The Cochrane Register of Studies (CRS) is both a data management tool and a data repository, developed in partnership with Metaxis Ltd. As a data management tool, it helps Cochrane Groups develop their Specialised Registers and supports literature searching for Cochrane Systematic Reviews; as a data repository, it is a ‘meta-register’ of Specialised Registers from all Cochrane groups.
Each Cochrane group has its own CRS ‘segment’. Typically this segment will contain the Group’s Specialised Register, all studies and their reports from the included and excluded sections of their Cochrane Reviews, and all references they have submitted to the Cochrane Central Register of Controlled Trials (CENTRAL). It may also contain other records of general interest to the Group, e.g. background papers.

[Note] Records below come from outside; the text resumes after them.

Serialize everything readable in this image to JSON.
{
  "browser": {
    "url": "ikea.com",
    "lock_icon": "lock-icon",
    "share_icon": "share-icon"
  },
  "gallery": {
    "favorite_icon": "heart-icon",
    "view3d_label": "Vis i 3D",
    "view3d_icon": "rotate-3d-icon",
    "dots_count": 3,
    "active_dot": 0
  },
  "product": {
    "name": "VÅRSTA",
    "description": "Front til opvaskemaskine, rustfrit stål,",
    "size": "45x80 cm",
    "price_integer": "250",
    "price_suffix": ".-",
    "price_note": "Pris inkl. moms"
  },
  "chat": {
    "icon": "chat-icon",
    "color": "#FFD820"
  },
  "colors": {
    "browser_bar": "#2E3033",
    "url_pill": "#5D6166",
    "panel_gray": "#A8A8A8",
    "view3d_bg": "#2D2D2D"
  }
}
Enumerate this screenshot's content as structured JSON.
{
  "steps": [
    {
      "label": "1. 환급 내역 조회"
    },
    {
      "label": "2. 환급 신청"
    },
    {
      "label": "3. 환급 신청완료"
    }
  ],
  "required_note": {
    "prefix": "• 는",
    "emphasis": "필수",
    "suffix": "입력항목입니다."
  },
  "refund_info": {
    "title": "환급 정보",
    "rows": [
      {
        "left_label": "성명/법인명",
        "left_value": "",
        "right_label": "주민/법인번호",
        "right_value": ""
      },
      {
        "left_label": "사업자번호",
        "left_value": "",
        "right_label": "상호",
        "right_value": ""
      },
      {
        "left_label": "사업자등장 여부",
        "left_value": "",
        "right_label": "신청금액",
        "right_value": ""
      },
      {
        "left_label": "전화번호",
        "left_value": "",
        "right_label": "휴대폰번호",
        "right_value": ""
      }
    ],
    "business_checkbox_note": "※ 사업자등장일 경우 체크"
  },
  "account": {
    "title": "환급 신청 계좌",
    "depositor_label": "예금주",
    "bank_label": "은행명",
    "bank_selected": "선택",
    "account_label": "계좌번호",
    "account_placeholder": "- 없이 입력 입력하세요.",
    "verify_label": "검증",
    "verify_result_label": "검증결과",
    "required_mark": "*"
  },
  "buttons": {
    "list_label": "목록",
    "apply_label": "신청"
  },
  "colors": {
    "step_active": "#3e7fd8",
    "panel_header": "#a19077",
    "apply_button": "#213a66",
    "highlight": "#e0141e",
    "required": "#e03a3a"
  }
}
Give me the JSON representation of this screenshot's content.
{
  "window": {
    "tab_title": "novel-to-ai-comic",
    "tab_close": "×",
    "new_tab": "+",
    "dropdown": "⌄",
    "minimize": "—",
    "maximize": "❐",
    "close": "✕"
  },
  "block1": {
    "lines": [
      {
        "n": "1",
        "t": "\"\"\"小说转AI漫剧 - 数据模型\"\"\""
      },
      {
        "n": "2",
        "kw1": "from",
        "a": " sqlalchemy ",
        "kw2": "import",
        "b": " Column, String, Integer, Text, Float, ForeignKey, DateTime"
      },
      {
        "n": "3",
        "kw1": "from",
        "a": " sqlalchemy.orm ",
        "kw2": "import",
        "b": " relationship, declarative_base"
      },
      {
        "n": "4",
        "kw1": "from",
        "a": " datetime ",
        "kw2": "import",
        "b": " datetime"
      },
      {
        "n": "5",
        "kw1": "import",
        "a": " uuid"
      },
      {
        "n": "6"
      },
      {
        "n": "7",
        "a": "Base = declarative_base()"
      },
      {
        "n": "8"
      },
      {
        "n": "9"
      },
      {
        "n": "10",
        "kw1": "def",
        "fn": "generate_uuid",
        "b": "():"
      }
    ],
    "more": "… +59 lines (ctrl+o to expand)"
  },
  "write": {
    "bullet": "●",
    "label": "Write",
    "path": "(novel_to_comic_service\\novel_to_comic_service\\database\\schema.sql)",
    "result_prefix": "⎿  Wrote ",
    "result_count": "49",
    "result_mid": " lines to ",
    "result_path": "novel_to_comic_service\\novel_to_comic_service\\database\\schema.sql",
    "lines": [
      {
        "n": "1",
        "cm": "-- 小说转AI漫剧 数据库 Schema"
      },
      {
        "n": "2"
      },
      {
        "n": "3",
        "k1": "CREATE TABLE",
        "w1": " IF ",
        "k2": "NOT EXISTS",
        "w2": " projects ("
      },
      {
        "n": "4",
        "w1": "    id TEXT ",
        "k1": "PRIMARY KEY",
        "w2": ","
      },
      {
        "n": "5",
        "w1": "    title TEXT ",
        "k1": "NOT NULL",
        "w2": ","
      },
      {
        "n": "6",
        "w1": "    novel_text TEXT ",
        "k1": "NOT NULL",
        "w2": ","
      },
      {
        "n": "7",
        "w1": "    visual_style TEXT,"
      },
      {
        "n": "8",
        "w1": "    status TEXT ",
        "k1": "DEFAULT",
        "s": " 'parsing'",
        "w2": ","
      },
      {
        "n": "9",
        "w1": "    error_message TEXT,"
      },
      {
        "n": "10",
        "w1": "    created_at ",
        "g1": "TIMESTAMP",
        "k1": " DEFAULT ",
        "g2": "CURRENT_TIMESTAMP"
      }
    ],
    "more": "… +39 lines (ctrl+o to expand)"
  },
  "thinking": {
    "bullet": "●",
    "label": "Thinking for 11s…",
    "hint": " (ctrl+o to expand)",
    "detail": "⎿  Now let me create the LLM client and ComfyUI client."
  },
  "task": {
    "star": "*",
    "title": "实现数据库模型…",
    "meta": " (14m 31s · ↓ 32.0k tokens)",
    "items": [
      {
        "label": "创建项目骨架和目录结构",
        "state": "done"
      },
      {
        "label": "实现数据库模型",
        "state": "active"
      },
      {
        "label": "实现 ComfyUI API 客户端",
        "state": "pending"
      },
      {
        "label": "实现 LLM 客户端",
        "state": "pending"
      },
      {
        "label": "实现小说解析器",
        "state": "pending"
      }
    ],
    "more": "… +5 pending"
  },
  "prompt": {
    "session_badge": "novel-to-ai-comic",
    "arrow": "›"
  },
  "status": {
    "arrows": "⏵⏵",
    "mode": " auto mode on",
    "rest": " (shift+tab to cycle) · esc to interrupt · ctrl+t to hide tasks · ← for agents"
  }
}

The CRS contains a combination of public and private records, so the whole CRS is not publicly available. Editing rights to the CRS are restricted to Cochrane Groups that maintain a Specialised Register. In addition to the CRS standalone version, there is also the Cochrane Register of Studies Online (CRSO). This is a real time version of the CENTRAL, which up until now has only been accessible as part of the Cochrane Library. The CRSO is available only to Cochrane members. The CRSO has search and retrieval functionality suitable for wider use by anyone contributing to the work of the Collaboration. Contributors see both records published in CENTRAL via our publishers, John Wiley & Sons, and those waiting to be published. In the CRSO it is also possible to see how records link to studies and reviews.
The CRS is part of the full suite of Cochrane software and has been designed from the outset to integrate with RevMan and Archie – future developments will see even greater integration among the software used to produce reviews. For example, the CRS data repository is a key component of the Cochrane Linked Data project, which aims to make use of the links among Reviews, studies and their reports to help review teams find trials more efficiently and help other users find related items more easily.